D.O.A. 1981 | Movie
When the Sex Pistols blew through America in 1978, director Lech Kowalski followed them with handheld cameras through the clubs and bars of their seven-city Southern tour. Mixing this with footage of other contemporary bands, trends in the fashion capitals… (more)
When the Sex Pistols blew through America in 1978, director Lech Kowalski followed them with handheld cameras through the clubs and bars of their seven-city Southern tour. Mixing this with footage of other contemporary bands, trends in the fashion capitals, and punks of all shapes and
colors, he created a grainy, stained snapshot of a movement at its peak.

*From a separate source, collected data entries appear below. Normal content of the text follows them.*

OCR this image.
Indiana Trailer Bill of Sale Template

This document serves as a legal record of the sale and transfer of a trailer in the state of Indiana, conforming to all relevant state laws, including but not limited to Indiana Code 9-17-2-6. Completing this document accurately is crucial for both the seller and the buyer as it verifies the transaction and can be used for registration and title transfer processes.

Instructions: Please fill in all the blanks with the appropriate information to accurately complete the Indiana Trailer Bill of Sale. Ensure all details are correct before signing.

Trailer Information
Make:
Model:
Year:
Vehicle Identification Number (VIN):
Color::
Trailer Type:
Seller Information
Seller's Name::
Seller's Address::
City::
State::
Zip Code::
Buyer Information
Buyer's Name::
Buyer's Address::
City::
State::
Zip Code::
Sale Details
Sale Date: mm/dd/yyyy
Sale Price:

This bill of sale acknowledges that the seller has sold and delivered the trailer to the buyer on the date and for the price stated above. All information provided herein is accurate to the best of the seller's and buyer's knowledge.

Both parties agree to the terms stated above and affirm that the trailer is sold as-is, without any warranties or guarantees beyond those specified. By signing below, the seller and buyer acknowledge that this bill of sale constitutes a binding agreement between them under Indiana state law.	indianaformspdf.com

Fans are seen enthusing about the music; foes are seen condemning it. Belligerent punks spit and snarl; British upper-class members lament their lack of imagination and articulation. Bands X-Ray-Spex and Generation X play in their rehearsal spaces, and local nobodies Terry and the Idiots in a pub
to indifferent response. Through it all, the Sex Pistols slog through the States, generating raving acolytes and rabid hatred.
Surprisingly well-assembled for a low-budget project with essentially bootleg, non-synch sound performances, the film has several linchpins, the first of course being the Pistols themselves. Their tour gets nastier and more violent as it goes along, building to the San Antonio show where Sid
Vicious takes a swing at redneck audience members with his bass, and culminating in the mass bad-vibe at San Francisco's Winterland, final stop of the tour. Second would be the co-opting of punk, as the fashion spreads and the bands glimpsed get progressively more professional and/or imitative,
their stages larger, until Sham 69 are seen in a concert hall with bouncers gently ushering offstage a starstruck girl who wanders up next to singer Jimmy Pursey.
Counterpoint to this would be linchpin #3, Terry and the Idiots, probably one of the most inept bands ever to blight the planet. Profiled extensively throughout, Terry Sylvester is a sad, pathetic loser who embraces punk for all the obvious (and wrong) reasons; when his band is shunned at the pub,
he morosely decides to head for the disco instead and to try to shag a bird. The last linchpin is Sid and Nancy. In what has to be the most unique interview technique ever, Kowalski deletes all the questions and answers, leaving only the pauses between, and indeed they are telling. Sid dozing off
mid-sentence. Nancy barking orders at him. Sid offering to make a porno film. Nancy peeling off her sweaty rubber shirt. Knowing they'd both be dead in a matter of months might add resonance, but frankly, the sequence would be riveting anyway, as an example of two people who took all the hype
seriously, letting it define their lives and their relationship. (Violence, nudity, adult situations, substance abuse, extreme profanity.)